A1GP Lola-Zytek
Car

A1GP Lola-Zytek

section:car
The A1GP Lola-Zytek, formally designated the Lola B05/52, was the spec racing car used during the first three seasons of the A1 Grand Prix series from 2005 to 2008. Designed and built by British constructor Lola Cars and fitted with a Zytek-developed engine, it provided the technical foundation for A1GP's concept of a level-playing-field, nation-versus-nation open-wheel series.

A1 Grand Prix was conceived as the "World Cup of Motorsport," in which teams representing individual nations competed using identical machinery so that the outcome depended solely on driver skill, strategy, and team execution rather than equipment advantage. To realise this ambition, a single spec chassis was mandated for all competitors.

Lola Cars, one of the most prolific constructors in international single-seater racing, was contracted to design and manufacture the car. The resulting Lola B05/52 was built around a carbon fibre monocoque with an aluminium honeycomb core, using bionic engineering principles to maximise strength while minimising weight. The design specifically aimed to reduce the volume of turbulent "dirty air" produced behind the car, enabling following drivers to close in and increasing the likelihood of overtaking.

The Lola B05/52 chassis was powered by a 3.4-litre V8 engine developed by Zytek Engineering. In standard trim the engine produced approximately 520 brake horsepower, rising to 550 brake horsepower in a "PowerBoost" mode accessible to drivers via a button on the steering wheel. The PowerBoost system activated only when throttle position exceeded 80 percent and road speed exceeded 60 km/h, and each driver was limited to four uses in the Sprint Race and eight uses in the Feature Race. The Zytek engine weighed approximately 120 kilograms, making it one of the lightest units of its displacement class.

The car measured 4,833 mm in overall length with a wheelbase of 3,000 mm and front and rear track widths of 1,476 mm and 1,468 mm respectively. Total weight without driver and fuel was 615 kilograms. Suspension at both axles used a double wishbone configuration with pushrod-operated coil-over damper units, with adjustable ride height, camber, and toe settings. Gearchanges were managed by a six-speed semi-automatic sequential transmission operated via carbon paddle-shifters. Cooper Tires supplied slick tyres for dry conditions and treaded rubber for wet weather. Fuel was 100 RON unleaded from the 2005-06 to 2006-07 seasons, switching to E30 biofuel for the final 2007-08 campaign.

The car debuted at Brands Hatch in September 2005 at the inaugural round of the 2005-06 A1 Grand Prix season. Twenty-five national teams took the grid that first season, with A1 Team France winning the inaugural championship with 172 points. Team Switzerland finished second at 121 points and A1 Team Great Britain third.

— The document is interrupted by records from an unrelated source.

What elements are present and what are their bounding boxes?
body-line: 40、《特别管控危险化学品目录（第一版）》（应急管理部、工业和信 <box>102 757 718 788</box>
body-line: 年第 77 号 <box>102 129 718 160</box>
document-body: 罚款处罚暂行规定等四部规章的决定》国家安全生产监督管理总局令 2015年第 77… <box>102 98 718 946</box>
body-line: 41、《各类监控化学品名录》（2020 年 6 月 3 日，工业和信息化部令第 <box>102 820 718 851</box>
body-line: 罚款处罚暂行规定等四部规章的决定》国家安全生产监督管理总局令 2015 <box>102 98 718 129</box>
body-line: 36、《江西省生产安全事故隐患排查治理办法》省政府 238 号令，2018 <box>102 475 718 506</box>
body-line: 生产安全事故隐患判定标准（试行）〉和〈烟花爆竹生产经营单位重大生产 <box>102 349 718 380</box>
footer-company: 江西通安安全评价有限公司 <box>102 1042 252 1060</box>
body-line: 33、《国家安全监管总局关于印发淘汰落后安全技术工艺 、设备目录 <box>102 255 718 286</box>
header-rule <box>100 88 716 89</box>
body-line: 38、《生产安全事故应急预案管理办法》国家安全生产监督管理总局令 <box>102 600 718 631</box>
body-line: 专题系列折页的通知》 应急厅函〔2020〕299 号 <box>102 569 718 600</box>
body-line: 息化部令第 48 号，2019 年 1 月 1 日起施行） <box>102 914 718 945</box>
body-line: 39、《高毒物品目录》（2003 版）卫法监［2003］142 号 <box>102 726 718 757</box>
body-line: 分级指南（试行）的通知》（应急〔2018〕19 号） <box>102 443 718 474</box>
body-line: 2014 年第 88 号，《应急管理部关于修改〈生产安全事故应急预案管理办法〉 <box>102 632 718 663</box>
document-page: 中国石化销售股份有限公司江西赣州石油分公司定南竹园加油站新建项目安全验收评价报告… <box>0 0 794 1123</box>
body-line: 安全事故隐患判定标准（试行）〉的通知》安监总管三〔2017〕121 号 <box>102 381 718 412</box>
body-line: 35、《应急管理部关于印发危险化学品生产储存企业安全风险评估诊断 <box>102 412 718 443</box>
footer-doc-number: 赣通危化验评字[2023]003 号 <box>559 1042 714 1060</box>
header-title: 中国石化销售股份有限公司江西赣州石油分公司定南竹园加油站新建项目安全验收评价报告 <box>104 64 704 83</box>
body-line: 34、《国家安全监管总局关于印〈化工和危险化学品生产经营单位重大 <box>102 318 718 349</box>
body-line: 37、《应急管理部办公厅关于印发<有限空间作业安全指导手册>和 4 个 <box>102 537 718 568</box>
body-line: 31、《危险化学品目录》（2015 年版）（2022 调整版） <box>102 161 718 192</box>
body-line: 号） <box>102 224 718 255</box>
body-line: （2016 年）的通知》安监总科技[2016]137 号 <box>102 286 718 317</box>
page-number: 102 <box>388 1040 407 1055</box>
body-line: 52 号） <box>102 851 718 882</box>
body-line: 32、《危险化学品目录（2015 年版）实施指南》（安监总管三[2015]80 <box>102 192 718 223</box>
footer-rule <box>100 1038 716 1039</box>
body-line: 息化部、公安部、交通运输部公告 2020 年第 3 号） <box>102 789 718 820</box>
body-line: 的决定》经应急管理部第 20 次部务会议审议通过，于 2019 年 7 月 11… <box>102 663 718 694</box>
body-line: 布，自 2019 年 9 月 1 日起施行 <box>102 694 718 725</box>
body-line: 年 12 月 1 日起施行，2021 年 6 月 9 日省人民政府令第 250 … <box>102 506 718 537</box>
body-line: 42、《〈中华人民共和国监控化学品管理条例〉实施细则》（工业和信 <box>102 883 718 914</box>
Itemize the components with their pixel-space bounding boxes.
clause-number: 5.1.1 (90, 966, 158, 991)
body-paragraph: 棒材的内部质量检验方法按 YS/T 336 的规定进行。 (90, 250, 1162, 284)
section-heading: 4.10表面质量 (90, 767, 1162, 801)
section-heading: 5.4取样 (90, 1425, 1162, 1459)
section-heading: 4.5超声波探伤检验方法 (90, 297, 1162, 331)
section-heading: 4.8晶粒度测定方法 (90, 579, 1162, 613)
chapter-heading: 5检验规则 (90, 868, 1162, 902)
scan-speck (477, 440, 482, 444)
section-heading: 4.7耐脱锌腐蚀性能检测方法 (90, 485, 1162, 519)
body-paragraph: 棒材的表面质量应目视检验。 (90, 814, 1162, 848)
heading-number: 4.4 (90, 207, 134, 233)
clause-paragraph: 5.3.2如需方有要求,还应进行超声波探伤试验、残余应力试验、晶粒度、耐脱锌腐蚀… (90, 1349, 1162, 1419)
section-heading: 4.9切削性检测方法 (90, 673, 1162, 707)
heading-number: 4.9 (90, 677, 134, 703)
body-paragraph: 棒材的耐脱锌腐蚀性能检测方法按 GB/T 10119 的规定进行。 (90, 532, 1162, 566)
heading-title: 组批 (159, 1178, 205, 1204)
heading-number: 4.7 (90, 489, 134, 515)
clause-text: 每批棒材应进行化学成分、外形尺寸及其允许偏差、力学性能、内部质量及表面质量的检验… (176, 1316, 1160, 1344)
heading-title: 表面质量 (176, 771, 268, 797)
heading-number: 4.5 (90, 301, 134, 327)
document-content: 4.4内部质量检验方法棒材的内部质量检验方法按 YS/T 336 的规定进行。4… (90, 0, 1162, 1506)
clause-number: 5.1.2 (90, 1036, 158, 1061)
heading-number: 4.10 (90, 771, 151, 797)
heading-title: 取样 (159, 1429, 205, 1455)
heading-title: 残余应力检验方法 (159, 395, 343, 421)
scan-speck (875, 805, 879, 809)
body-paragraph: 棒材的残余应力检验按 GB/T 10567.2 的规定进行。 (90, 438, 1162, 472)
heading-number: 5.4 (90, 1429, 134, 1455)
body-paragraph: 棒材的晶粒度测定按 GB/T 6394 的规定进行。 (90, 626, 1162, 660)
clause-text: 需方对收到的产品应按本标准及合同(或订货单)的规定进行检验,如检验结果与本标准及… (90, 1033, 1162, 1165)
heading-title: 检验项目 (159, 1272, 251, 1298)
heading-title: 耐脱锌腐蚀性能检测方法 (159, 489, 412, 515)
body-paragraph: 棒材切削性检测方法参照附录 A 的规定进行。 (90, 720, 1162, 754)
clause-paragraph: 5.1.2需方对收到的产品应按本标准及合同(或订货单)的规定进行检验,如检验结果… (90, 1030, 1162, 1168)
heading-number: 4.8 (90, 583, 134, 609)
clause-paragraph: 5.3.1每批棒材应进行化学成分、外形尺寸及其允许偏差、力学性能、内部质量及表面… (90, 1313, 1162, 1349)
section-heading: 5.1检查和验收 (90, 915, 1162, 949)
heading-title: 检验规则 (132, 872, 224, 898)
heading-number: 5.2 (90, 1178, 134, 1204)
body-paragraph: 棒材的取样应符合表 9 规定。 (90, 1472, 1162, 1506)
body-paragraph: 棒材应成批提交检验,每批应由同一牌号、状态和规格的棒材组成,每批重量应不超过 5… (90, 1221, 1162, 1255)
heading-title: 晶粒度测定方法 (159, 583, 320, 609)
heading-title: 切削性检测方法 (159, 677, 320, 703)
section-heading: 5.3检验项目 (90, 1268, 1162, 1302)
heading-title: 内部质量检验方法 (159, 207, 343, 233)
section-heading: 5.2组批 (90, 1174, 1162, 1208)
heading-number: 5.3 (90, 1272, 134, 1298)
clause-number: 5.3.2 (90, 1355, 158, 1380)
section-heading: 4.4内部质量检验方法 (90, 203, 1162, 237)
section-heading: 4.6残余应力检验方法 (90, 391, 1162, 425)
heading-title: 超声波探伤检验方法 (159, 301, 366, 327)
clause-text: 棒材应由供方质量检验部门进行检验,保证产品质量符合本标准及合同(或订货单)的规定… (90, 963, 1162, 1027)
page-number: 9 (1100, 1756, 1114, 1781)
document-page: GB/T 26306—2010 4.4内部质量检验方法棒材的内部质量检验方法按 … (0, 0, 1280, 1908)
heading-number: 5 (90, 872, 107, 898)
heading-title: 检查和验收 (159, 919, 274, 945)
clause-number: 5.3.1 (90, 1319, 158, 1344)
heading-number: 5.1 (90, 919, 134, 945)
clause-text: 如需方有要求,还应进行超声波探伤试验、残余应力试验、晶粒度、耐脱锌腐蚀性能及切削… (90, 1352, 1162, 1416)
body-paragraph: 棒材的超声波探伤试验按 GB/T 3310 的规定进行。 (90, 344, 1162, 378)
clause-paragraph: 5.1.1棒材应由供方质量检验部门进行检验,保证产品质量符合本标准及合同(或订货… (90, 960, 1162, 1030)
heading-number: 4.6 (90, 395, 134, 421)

For the 2006-07 season, changes were introduced to race distances and durations, and new teams including Singapore and Greece joined the competition. A1 Team Germany won that year's championship by a 35-point margin over Team New Zealand. The third and final season using the Lola-Zytek, 2007-08, introduced two mandatory pit stops in the Feature Race and required the use of E30 biofuel. A1 Team Switzerland, with Neel Jani as lead driver, claimed the title.

The car was noted for its reliability and the consistency it brought to racing across a wide variety of circuit types, from permanent road courses to temporary street circuits. Its PowerBoost system — an early form of the push-to-pass mechanisms that became common in subsequent open-wheel series — added a tactical dimension to both wheel-to-wheel racing and team strategy.

After A1 Grand Prix moved to the Ferrari-powered second-generation car for the 2008-09 season, the Lola-Zytek cars were surplus to the series. In 2014, ISRA (International Sport Racing Association) acquired a fleet of the former A1GP Lola-Zytek cars and used them as the basis for a single-seater competition called Formula Acceleration 1, run as part of the Acceleration 2014 event. The chassis thus found a second competitive life some years after the A1GP series itself had wound down.